Die Bindungstheorie
pp. 404-435
in: Lieselotte Ahnert (ed), Theorien in der Entwicklungspsychologie, Berlin, Springer, 2014Abstract
Die Erforschung zwischenmenschlicher Interaktionen und Beziehungen wird seit nunmehr sechs Jahrzehnten von der Bindungstheorie dominiert. In ihrem Zentrum stehen besondere Formen der Sozialbeziehungen, die sich durch emotionale Sicherheit und Vertrautheit auszeichnen und mit nur wenigen Personen entstehen. Diese Bindungsbeziehungen werden zunächst mit den primären Bezugspersonen erworben, weiten sich jedoch auch auf signifikante andere Personen im weiteren Lebenslauf eines Menschen aus. Die bisherige Forschung konzentrierte sich vornehmlich auf Mutter-Kind- Bindungen, weshalb diese sog. primäre Bindung den Ausgangspunkt der Darstellung bildet. Wir wollen zunächst ihre begriffliche Bestimmung vornehmen und ihre Funktionsweise so darstellen, wie sie sich in der frühen Kindheit zeigt, und werden dafür die Zugangsebenen der klassischen Bindungstheorie benutzen. Diese Beschreibungsebenen werden danach durch weiterentwickelte behaviorale und biopsychologische Erklärungsmodelle ergänzt, die bis in die Bindungsstörungen hineinreichen und die gesamte Lebensspanne umfassen.

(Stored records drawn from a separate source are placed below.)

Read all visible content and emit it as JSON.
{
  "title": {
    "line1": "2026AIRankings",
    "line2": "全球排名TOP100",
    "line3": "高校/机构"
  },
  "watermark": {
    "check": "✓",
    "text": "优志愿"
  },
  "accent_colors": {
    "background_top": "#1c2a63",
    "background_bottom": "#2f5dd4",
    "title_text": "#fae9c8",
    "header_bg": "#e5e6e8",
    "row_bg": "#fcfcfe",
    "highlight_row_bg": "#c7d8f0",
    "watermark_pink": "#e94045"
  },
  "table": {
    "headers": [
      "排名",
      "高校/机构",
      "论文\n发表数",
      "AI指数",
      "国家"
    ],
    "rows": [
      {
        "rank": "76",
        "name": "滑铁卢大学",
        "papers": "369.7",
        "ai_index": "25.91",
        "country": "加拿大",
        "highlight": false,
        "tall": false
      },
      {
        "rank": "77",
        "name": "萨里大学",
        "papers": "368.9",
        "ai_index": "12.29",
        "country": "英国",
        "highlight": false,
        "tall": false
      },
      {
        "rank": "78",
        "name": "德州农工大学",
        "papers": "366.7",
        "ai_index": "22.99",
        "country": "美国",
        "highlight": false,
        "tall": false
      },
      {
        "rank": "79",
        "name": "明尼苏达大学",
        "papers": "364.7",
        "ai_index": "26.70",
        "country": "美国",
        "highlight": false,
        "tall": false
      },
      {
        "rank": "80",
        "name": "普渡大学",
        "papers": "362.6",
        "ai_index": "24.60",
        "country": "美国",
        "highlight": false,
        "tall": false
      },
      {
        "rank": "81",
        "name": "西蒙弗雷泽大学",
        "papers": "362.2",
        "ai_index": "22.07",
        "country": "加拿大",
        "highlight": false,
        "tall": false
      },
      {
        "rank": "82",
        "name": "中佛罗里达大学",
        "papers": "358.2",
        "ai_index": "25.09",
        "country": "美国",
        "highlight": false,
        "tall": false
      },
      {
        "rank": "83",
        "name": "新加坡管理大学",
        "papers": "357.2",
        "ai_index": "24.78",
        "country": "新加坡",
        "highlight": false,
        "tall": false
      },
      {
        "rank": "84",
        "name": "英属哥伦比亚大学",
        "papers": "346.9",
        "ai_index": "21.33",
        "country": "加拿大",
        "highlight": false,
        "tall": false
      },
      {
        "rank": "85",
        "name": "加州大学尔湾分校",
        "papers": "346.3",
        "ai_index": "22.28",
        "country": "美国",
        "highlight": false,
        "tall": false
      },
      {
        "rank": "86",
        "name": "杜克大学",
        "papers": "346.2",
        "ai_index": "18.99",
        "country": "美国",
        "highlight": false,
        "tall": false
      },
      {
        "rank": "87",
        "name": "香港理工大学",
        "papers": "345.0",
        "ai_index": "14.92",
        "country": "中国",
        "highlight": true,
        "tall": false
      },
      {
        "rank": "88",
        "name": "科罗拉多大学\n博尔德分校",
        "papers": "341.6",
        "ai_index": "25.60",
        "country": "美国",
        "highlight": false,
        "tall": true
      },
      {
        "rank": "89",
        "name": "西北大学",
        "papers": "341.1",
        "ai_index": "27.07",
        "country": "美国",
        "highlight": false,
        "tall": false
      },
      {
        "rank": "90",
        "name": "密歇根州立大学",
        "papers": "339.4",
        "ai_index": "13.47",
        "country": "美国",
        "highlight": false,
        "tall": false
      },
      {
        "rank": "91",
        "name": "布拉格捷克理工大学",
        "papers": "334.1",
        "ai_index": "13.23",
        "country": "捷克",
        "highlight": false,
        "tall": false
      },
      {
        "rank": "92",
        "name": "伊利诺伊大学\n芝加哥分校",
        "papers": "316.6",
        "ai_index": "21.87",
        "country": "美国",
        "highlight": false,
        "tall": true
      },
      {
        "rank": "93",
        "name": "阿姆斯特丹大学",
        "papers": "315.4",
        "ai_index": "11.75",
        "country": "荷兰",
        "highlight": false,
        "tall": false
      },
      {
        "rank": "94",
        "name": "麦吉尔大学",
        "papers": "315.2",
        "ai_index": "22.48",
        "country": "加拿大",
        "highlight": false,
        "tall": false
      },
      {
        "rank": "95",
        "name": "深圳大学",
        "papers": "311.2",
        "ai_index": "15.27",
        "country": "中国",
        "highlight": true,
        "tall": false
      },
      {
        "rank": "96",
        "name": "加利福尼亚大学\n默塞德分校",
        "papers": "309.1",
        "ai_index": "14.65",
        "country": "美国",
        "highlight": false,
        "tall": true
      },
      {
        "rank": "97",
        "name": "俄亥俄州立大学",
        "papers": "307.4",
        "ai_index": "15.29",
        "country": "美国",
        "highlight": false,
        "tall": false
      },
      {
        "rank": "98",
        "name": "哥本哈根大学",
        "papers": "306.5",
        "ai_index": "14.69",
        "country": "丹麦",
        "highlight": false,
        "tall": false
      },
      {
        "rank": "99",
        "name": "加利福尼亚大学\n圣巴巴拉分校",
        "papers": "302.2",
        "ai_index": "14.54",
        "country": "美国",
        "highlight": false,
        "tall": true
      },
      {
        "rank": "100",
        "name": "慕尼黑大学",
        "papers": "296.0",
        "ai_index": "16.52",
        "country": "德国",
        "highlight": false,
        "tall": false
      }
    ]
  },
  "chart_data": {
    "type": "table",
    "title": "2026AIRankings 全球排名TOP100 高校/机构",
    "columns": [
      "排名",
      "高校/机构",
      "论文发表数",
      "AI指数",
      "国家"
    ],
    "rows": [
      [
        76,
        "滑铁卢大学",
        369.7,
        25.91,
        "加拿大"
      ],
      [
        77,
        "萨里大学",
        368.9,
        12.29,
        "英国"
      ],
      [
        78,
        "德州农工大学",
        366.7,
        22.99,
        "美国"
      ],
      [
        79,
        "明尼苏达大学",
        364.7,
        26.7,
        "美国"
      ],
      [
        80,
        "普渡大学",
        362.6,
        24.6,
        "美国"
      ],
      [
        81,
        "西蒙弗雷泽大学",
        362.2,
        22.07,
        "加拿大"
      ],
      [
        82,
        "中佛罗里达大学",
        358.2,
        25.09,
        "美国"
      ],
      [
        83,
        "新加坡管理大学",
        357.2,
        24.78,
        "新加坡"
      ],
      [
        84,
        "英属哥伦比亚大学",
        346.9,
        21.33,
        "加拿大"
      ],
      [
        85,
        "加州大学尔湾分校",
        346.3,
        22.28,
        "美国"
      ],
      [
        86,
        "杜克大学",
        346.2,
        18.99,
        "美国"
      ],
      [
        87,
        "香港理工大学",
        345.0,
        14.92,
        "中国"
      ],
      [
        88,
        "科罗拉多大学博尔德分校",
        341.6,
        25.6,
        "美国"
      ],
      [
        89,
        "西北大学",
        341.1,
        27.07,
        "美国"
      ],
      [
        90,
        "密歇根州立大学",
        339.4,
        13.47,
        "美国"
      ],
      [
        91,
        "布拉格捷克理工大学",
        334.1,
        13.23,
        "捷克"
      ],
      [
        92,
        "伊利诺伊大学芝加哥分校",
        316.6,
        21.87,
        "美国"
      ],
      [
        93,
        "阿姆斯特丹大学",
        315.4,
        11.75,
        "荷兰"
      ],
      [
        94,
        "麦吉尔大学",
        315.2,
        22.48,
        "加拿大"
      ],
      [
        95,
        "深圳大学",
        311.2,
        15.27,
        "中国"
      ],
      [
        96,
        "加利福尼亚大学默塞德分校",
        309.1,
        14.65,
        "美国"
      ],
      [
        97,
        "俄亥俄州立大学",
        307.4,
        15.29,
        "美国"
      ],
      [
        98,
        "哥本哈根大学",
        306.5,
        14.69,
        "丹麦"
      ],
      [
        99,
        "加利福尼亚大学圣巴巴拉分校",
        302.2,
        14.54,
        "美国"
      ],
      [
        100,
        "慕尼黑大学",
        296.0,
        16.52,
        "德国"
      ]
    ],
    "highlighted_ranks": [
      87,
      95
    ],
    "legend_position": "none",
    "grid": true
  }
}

Schließlich werden wir über aktuelle Brennpunkte der Bindungsforschung diskutieren, die sich mit den verschiedensten Formen von Bindungsrepräsentationen, ihrer transgenerationalen Weitergabe und ihren biopsychologischen Grundlagen beschäftigen. Die Auswahl der vielschichtigen theoretischen Perspektiven und empirischen Befunde werden wir auch hier deutlich begrenzen müssen und verweisen den Leser schon jetzt auf einen umfassenden Überblick in Cassidy und Shaver (2008).